In 1993, [Strategic Simulations, Inc.] published Dark Sun: Shattered Lands, a top-down [computer RPG] based on [publisher] TSR's post-apocalyptic Dark Sun campaign. Despite an intuitive interface and intriguing setting, the game's mediocre graphics, jerky animation, typos, and buggy code kept it out of the limelight.

-Matt Barton, Gamasutra.com

SSI eventually developed more than 30 [Advanced Dungeons & Dragons] games. [...] Many were excellent, including Curse of the Azure Bonds and Eye of the Beholder.

But by the mid-'90s, SSI had begun to squander its license, producing title after title of buggy, forgettable games. [...] The early '90s were a creative drought for RPGs, and store shelves teemed with tedious, derivative titles.

-Lara Crigger, 1up.com

Dave, Max, and Erich could barely say "RPG" before publishers shooed them away as if they were contagious.

All of us had become disappointed with computer RPGs because they were going in the opposite direction of where we thought they should be going. Instead of taking these cool, quick, addictive game designs and making them have flashy, impressive graphics, they were becoming story- and stat-laden, really appealing to a super small niche of super RPG geeks—which we were in a way, but that wasn't really our style.
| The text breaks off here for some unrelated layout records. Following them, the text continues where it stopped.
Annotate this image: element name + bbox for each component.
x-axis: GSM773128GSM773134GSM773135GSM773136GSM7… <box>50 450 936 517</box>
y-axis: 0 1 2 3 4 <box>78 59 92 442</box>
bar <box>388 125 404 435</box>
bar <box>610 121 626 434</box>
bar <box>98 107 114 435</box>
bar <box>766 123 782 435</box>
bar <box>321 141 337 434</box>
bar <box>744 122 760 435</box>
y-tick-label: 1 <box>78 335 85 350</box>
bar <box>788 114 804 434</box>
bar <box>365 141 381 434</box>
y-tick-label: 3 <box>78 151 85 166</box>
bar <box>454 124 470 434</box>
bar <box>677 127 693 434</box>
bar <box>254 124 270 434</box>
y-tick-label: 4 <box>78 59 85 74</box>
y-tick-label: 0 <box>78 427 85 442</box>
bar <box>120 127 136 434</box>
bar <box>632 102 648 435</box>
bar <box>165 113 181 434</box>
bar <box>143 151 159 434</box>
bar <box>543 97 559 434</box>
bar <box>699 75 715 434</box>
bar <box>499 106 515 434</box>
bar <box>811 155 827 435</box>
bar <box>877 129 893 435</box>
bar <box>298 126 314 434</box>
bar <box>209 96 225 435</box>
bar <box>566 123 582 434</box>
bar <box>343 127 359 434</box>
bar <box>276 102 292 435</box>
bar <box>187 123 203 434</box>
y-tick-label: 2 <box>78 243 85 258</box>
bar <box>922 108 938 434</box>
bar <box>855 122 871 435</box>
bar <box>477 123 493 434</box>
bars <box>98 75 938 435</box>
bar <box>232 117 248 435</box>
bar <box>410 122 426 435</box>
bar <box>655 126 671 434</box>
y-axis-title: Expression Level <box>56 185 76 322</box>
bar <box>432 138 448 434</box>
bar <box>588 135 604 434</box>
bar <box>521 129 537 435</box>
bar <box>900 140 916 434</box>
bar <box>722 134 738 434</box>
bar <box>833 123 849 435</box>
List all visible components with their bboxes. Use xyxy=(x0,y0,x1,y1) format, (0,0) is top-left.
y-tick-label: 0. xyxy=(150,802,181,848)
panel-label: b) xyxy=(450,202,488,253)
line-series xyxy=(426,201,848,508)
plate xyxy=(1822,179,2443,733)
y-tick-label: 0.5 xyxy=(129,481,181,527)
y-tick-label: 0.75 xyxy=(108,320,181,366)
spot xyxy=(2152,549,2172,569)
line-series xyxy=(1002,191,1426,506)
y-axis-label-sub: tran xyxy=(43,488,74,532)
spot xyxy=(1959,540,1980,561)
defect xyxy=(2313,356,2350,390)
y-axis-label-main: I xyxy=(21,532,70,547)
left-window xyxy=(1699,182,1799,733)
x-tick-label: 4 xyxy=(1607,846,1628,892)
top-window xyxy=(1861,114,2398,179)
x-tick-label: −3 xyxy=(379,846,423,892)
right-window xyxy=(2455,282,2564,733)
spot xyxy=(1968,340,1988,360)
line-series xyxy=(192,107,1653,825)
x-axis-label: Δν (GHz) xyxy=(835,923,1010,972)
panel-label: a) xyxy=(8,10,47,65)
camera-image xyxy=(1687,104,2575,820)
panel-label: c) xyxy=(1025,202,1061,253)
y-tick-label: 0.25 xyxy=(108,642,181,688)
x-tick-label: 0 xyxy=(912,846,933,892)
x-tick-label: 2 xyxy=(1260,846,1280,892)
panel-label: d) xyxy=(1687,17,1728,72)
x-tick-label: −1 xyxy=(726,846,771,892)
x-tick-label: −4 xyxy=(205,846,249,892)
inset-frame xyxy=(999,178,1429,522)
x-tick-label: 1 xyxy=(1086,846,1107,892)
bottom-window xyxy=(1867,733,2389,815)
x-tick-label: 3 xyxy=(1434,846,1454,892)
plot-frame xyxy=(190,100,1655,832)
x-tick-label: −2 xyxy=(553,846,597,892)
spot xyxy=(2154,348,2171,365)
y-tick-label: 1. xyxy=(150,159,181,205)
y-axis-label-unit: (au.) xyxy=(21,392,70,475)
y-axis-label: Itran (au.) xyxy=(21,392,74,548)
So when Brevik mentioned these roguelike games, it was kind of a natural, "Yeah, let's take that cool, addictive structure and modernize it. Let's strip away the stuff that's turning off a lot of game fans from RPGs."

-Max Schaefer

With each rejection, Dave's temper flared. These publishers weren't gamers. They were suits. They didn't get the appeal of battling hordes of demons, the thrill of incinerating undead with magic, and the excitement of seeing a mysterious new item, its magic properties unknown, clatter to the ground after hard-fought victories. Suits only saw numbers—production costs, development schedules, fiscal projections.

After hitting up almost every publisher, Dave, Max, and Erich made their way back to Sunsoft's booth. What they found at the booth left them stunned.

We showed up at the Sunsoft booth very excited because our game was going to be shown off. So we went to the booth, and there was a Super Nintendo version of the game that we were making for the Sega Genesis.

And we were all dumbfounded. We'd never even talked to the guys; we never knew another version of it was being made. We were like, "What? There's another developer making the same game on another platform?"

-David Brevik

Dave, Max, and Erich eyed Allen Adham and his team's take on Justice League Task Force with interest.

I think there was a competitive vibe from the very first time we met the guys from Blizzard, when we were doing the Justice League Task Force projects. They were doing the Super Nintendo version, we were doing the Sega Genesis version, and it's just natural to want to check out the other version and see how you're doing and how they're doing.

It was a good, vigorous competitiveness.

-Max Schaefer

Despite the hundreds of miles separating their studios and the disparate hardware of the Super Nintendo and Sega Genesis, Condor's and Blizzard's interpretations of a fighting game stocked with superheroes looked and played remarkably similarly to one another. Dave and Allen clicked right away. The two lifelong gamers engaged in a dialogue about the state of games, their favorite titles, and their companies.

We got to chatting, and they said, "Yeah, we're working on a PC game." And I said, "Oh! A PC game? I love PC games! I don't want to do console games. I want to do PC games."

They said, "We've got a little booth. It's this itty-bitty meeting room. You want to come take a look at the game?" The game that we saw was WarCraft.